12.) Any words of advice for people who do not think their setup is as good as it could be? What is your most successful layout for a table or booth. Be as general or specific as you want.
I would say, whatever you do, make sure it is the pieces at your booth that you are highlighting. You art should be the centerpiece, not the stuff around it, though done in the right way props and the like can be used to augment the story your art is telling.

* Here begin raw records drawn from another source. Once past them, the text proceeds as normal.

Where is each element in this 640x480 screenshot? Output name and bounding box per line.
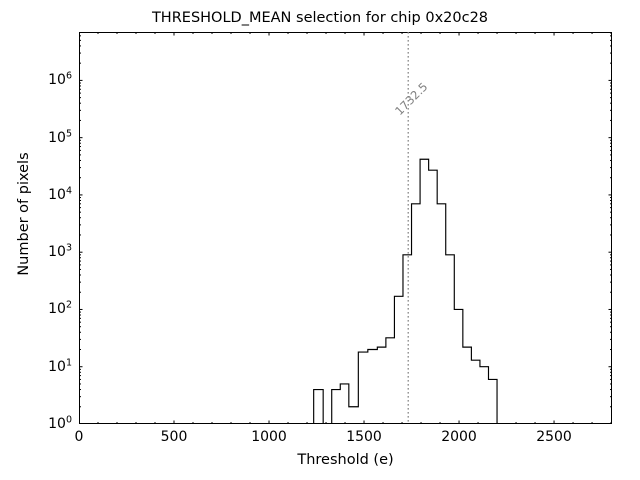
y-tick-label: 101 — [14, 359, 72, 375]
x-tick-label: 1000 — [251, 429, 287, 445]
matplotlib-figure: THRESHOLD_MEAN selection for chip 0x20c2… — [0, 0, 640, 480]
x-axis-title: Threshold (e) — [79, 452, 612, 468]
x-axis-minor-ticks — [98, 32, 611, 424]
x-tick-label: 2500 — [536, 429, 572, 445]
x-tick-label: 0 — [75, 429, 84, 445]
histogram-plot — [79, 32, 612, 424]
y-axis-title: Number of pixels — [16, 84, 32, 344]
y-axis-minor-ticks — [79, 32, 612, 407]
histogram-step-line — [295, 159, 497, 424]
x-tick-label: 1500 — [346, 429, 382, 445]
x-tick-label: 2000 — [441, 429, 477, 445]
y-axis-major-ticks — [79, 80, 612, 424]
x-axis-major-ticks — [79, 32, 554, 424]
page-title: THRESHOLD_MEAN selection for chip 0x20c2… — [0, 10, 640, 26]
y-tick-label: 100 — [14, 416, 72, 432]
x-tick-label: 500 — [161, 429, 188, 445]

I would also say it's nice to do something a bit different. For some reason the white and black velvet busts get really boring to me. I've seen countless booths with tons of these lined up with beaded jewelry on them, and I don't remember them. I like to see something a bit different. They now make really cool wood and linen busts in all kinds of natural tones which I personally love. I would invest in good lighting and good, clear, signage so that people can easily spot you out of a crowd of tables and will remember you. Don't expect yourself to have the perfect booth the first go around. I have plans for a completely different booth set up for the next time I am in a fair or a show.

13.) Any closing remarks?

The most important piece of wisdom that I got recently from my aunt, a professional photographer, was to remember that you are not your art. Remembering that I do many things in my life, not just my art, is really important, and that if someone rejects my art, they have not rejected me. When I remember this, it's easier for me to put my work out there, get advice and feedback (positive and negative) and improve. I hope for everyone out there trying to make a living from their art that have the courage and humbleness to keep putting there work out there-because it truly is a gift!